Lore: Seamen called it The Dragon's Tail and it was the pole star when the pyramids were built. Also known as Belt of Orion and The "Dog Star"

Sirius in Mythology

Sirius was the Nile Star or Star of Isis. Five thousand years ago, the rising of this star signaled the flooding of the Nile. It's said there was a jewel in the forehead of the statue of Isis at the temple of Dendera. When the light of Sirius struck this jewel, it signaled the beginning of the inundation. Isis, the Great Mother, embodied the star Sirius. The symbol for Sirius is the pyramid, and this symbol also represents the divine, harmonizing power of Sirius/Isis as the source of initation on Earth - a necessary mystical process that each ruler must complete. It is this harmonizing power, called Maat, that also makes Isis so omnipresent and enduring.

"I am the one who rises in Sirius,
I am the one called Goddess by women,
I separated the Earth from the Heavens,
I showed the path of the stars."

It was often said that the constellation, Orion, was the appearance of Osiris (the husband of Isis) in the night sky.

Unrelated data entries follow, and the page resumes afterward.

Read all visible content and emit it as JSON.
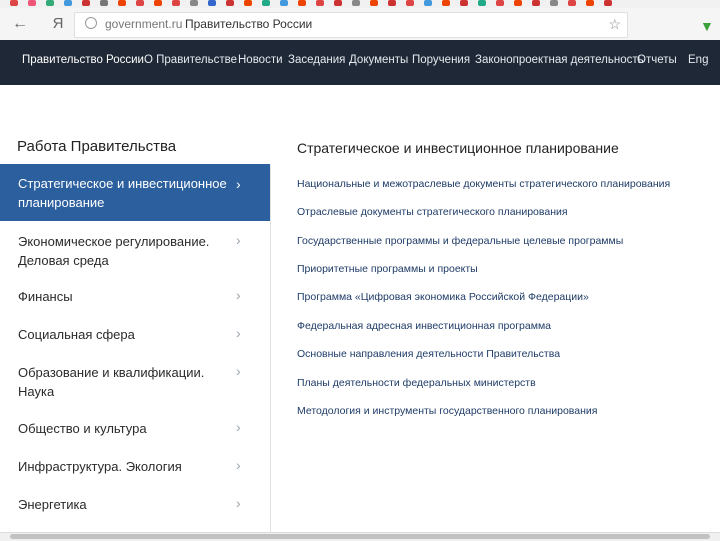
{
  "browser": {
    "url": "government.ru",
    "tab_title": "Правительство России",
    "back_glyph": "←",
    "yandex_glyph": "Я"
  },
  "topnav": {
    "brand": "Правительство России",
    "items": [
      "О Правительстве",
      "Новости",
      "Заседания",
      "Документы",
      "Поручения",
      "Законопроектная деятельность",
      "Отчеты",
      "Eng"
    ]
  },
  "sidebar": {
    "title": "Работа Правительства",
    "items": [
      {
        "label": "Стратегическое и инвестиционное планирование",
        "active": true
      },
      {
        "label": "Экономическое регулирование. Деловая среда",
        "active": false
      },
      {
        "label": "Финансы",
        "active": false
      },
      {
        "label": "Социальная сфера",
        "active": false
      },
      {
        "label": "Образование и квалификации. Наука",
        "active": false
      },
      {
        "label": "Общество и культура",
        "active": false
      },
      {
        "label": "Инфраструктура. Экология",
        "active": false
      },
      {
        "label": "Энергетика",
        "active": false
      }
    ]
  },
  "main": {
    "title": "Стратегическое и инвестиционное планирование",
    "links": [
      "Национальные и межотраслевые документы стратегического планирования",
      "Отраслевые документы стратегического планирования",
      "Государственные программы и федеральные целевые программы",
      "Приоритетные программы и проекты",
      "Программа «Цифровая экономика Российской Федерации»",
      "Федеральная адресная инвестиционная программа",
      "Основные направления деятельности Правительства",
      "Планы деятельности федеральных министерств",
      "Методология и инструменты государственного планирования"
    ]
  },
  "icons": {
    "chevron": "chevron-right-icon",
    "star": "star-icon",
    "menu": "menu-icon"
  },
  "colors": {
    "nav_bg": "#1f2836",
    "active_bg": "#2c5f9e",
    "link": "#1f3c67"
  }
}
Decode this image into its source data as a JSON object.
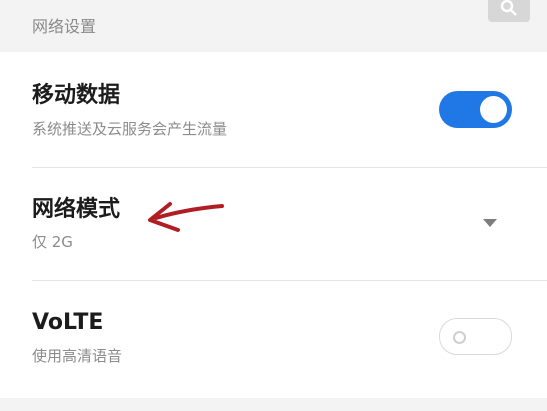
{
  "section": {
    "title": "网络设置"
  },
  "mobile_data": {
    "title": "移动数据",
    "subtitle": "系统推送及云服务会产生流量",
    "enabled": true
  },
  "network_mode": {
    "title": "网络模式",
    "value": "仅 2G"
  },
  "volte": {
    "title": "VoLTE",
    "subtitle": "使用高清语音",
    "enabled": false
  },
  "icons": {
    "corner": "search-icon",
    "dropdown": "triangle-down-icon",
    "annotation": "red-arrow-icon"
  },
  "colors": {
    "accent": "#1f78e6",
    "annotation": "#b01e24"
  }
}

There are several versions of the myth of Orion and Sirius. One Greek version goes as follows: Orion was madly in love with the daughter of King Oenopion of Chios, Metrope, but was never allowed to marry her. One day, while drunk, he did something horrible to Metrope, and her father asked Dionysis to curse him. Dionysis put him into a coma and then blinded him. When he awoke, he went to an Oracle, who told him he would get his sight back if he traveled east and let the rays of the sun strike his eyes. Orion did so, and after regaining his sight he moved to Crete. In Crete, the goddess of the moon, Artemis, fell in love with him, and was too distracted to remember to light up the sky with moonlight. Orion's Death: The god of the sun Apollo was jealous of Orion because of Artemis' love for him, and looked for a way to kill him. Apollo challenged Artemis to hit a speck far out in the ocean, teasing her about her archery skills. Apollo knew, although Artemis didn't, that the speck was really Orion swimming. Artemis killed him with a single arrow. When she realized it was Orion, she was overcome with guilt and placed him up in the heavens as a constellation. His faithful hunting dog, Sirius, would not stop searching hysterically for his master Orion, so Artemis placed him, the Dog Star, at Orion's heels.